Mélanie Launay, 669 Peony Street (Fa)
Mélanie Launay
669 Peony Street
Neuilly-sur-Seine, Michel Lafon (Roman), 2022, 240 p.
Le roman s’ouvre alors que Simeon Lake, plus loin surnommé Mr. Cat ou L’Étranger, monte à bord d’un train quittant Sleepy Hawthorn pour se rendre au 669 Peony Street, où il doit retrouver une femme mystérieuse qui exerce sur lui une attirance particulière. Le récit fait apparaître de nombreux personnages qui se meuvent dans le même train, avant d’effectuer un bond en arrière dans le temps permettant au lecteur d’en apprendre davantage sur chacun d’entre eux. L’histoire se poursuit, entremêlant quelques chapitres de la trame du présent et des analepses qui donnent bien vite un ton au roman.
Peu à peu, le lecteur découvre l’ensemble des citoyens de cette ville d’Angleterre. Par le passé, entre autres, Simeon Lake et le Docteur Breathman se sont querellés à propos de cette mystérieuse femme mentionnée précédemment. Ce conflit a donné naissance à une foule de commérages à propos de cette curieuse Miss D., qui se fait aussi appeler Peony (entre autres !). Si Mr. Cat en est fasciné, Mr. Shush voit le mal en elle. Plus tard, en raison d’une confusion, une erreur se produit dans la livraison de deux carnets du Docteur Breathman dont les destinataires sont intervertis. Or, l’un de ces carnets contient des notes concernant des recherches importantes et deviendra l’objet d’une quête pour certains personnages, qui désirent à tout prix mettre la main dessus. En somme, 669 Peony Street raconte l’histoire d’une petite ville, d’une femme mystérieuse et d’un carnet précieux qui se promène de mains en mains, convoité par des gens aux intentions diverses.
Dans cet univers particulier d’époque victorienne, le lecteur a toutefois le grand plaisir de rencontrer des personnages très intéressants. Si le récit se déroule dans une époque appartenant au passé, il met néanmoins de l’avant certains protagonistes forts, dont les croyances, le caractère et l’orientation sexuelle, entre autres, sont plus « modernes ».
669 Peony Street se lit comme on tente de résoudre un casse-tête. Chaque chapitre apporte un nouvel élément à l’histoire, se concentrant sur un ensemble de personnages, dépeignant un moment du passé, les actions des habitants de Sleepy Hawthorn et leurs opinions sur leur voisinage et sur la mystérieuse Miss D. Chaque personnage a aussi la particularité d’hériter, en plus de son nom, d’un surnom amusant donné par Scarlett Hope, celle qui se fait appeler Petite Miss. Si le lecteur, après avoir aperçu la couverture du roman, croit avoir affaire à une lecture simple et légère, il sera déçu, puisqu’il devra se démêler entre les habitants de la petite ville tout en se mesurant à quelques autres défis, néanmoins plus plaisants.
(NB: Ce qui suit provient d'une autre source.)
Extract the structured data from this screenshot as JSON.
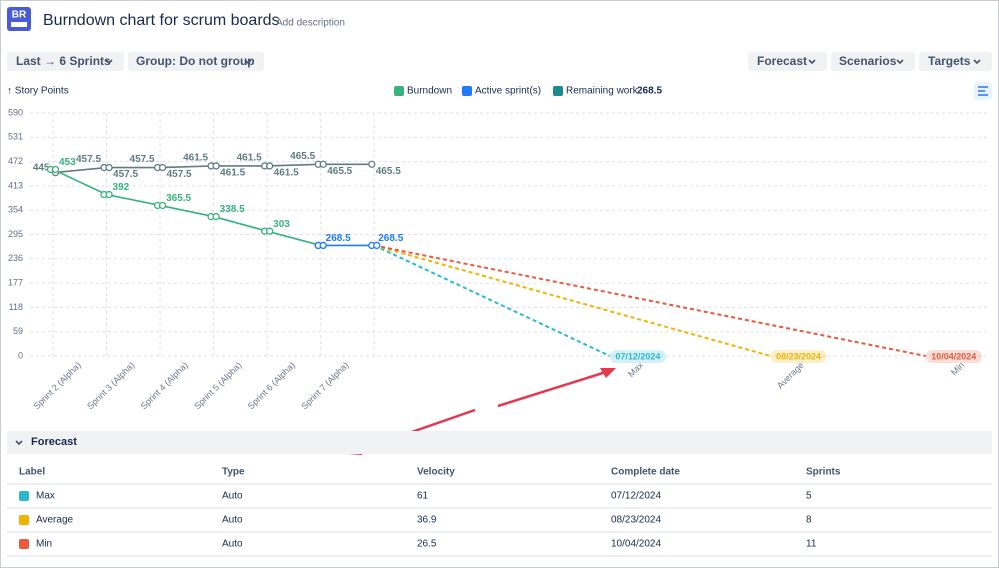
{
  "header": {
    "logo": "BR",
    "title": "Burndown chart for scrum boards",
    "description_link": "Add description"
  },
  "toolbar": {
    "left": [
      "Last → 6 Sprints",
      "Group: Do not group"
    ],
    "right": [
      "Forecast",
      "Scenarios",
      "Targets"
    ]
  },
  "chart_data": {
    "type": "line",
    "y_axis_label": "↑ Story Points",
    "ylim": [
      0,
      590
    ],
    "yticks": [
      0,
      59,
      118,
      177,
      236,
      295,
      354,
      413,
      472,
      531,
      590
    ],
    "xlim": [
      0,
      17.5
    ],
    "xticks": [
      {
        "value": 0.5,
        "label": "Sprint 2 (Alpha)"
      },
      {
        "value": 1.5,
        "label": "Sprint 3 (Alpha)"
      },
      {
        "value": 2.5,
        "label": "Sprint 4 (Alpha)"
      },
      {
        "value": 3.5,
        "label": "Sprint 5 (Alpha)"
      },
      {
        "value": 4.5,
        "label": "Sprint 6 (Alpha)"
      },
      {
        "value": 5.5,
        "label": "Sprint 7 (Alpha)"
      },
      {
        "value": 11,
        "label": "Max"
      },
      {
        "value": 14,
        "label": "Average"
      },
      {
        "value": 17,
        "label": "Min"
      }
    ],
    "grid": true,
    "scope": {
      "color": "#5f7c80",
      "x": [
        0,
        1,
        1,
        2,
        2,
        3,
        3,
        4,
        4,
        5,
        5,
        6
      ],
      "values": [
        445,
        457.5,
        457.5,
        457.5,
        457.5,
        461.5,
        461.5,
        461.5,
        461.5,
        465.5,
        465.5,
        465.5
      ]
    },
    "series": [
      {
        "name": "Burndown",
        "color": "#36b37e",
        "x": [
          0,
          1,
          2,
          3,
          4,
          5
        ],
        "values": [
          453,
          392,
          365.5,
          338.5,
          303,
          268.5
        ]
      },
      {
        "name": "Active sprint(s)",
        "color": "#1d7afc",
        "x": [
          5,
          6
        ],
        "values": [
          268.5,
          268.5
        ]
      }
    ],
    "remaining_work": {
      "name": "Remaining work",
      "color": "#1f8a8f",
      "value": 268.5
    },
    "forecasts": [
      {
        "name": "Max",
        "color": "#2bb9ce",
        "date": "07/12/2024",
        "x": [
          6,
          10.4
        ],
        "values": [
          268.5,
          0
        ]
      },
      {
        "name": "Average",
        "color": "#f0b400",
        "date": "08/23/2024",
        "x": [
          6,
          13.4
        ],
        "values": [
          268.5,
          0
        ]
      },
      {
        "name": "Min",
        "color": "#e8593e",
        "date": "10/04/2024",
        "x": [
          6,
          16.3
        ],
        "values": [
          268.5,
          0
        ]
      }
    ]
  },
  "forecast_table": {
    "title": "Forecast",
    "columns": [
      "Label",
      "Type",
      "Velocity",
      "Complete date",
      "Sprints"
    ],
    "rows": [
      {
        "color": "#2bb9ce",
        "cells": [
          "Max",
          "Auto",
          61,
          "07/12/2024",
          5
        ]
      },
      {
        "color": "#f0b400",
        "cells": [
          "Average",
          "Auto",
          36.9,
          "08/23/2024",
          8
        ]
      },
      {
        "color": "#e8593e",
        "cells": [
          "Min",
          "Auto",
          26.5,
          "10/04/2024",
          11
        ]
      }
    ]
  }
}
La trame narrative du récit, en effet, présente une construction singulière. La trame temporelle qui se déroule au présent, soit celle où Simeon Lake prend le train vers le 669 Peony Street, est entrecoupée de plusieurs analepses abordant des temporalités différentes de l’histoire des gens de Sleepy Hawthorn. Les retours en arrière varient de quelques années à plus de dix ans afin de découvrir les relations qui relient chaque protagoniste, mais aussi tout le chemin parcouru par cet intrigant carnet de notes, semble-t-il, plein de secrets. L’ultime quête du lecteur : comprendre qui est cette fameuse Miss D. dont tous les habitants de la ville parlent et quel est son rôle.
Le lecteur verra finalement toutes les trames narratives se rejoindre en une seule, qui lui permettra de lever le voile sur une grande part des derniers mystères du roman. Une grande part mais non l’entièreté, puisque la conclusion reste énigmatique et requiert une interprétation non négligeable. 669 Peony Street demande un certain effort pour bien le déchiffrer, mais se laisse apprécier en raison des idées modernes qu’il met de l’avant. Une lecture un peu ardue qui, néanmoins, divertit.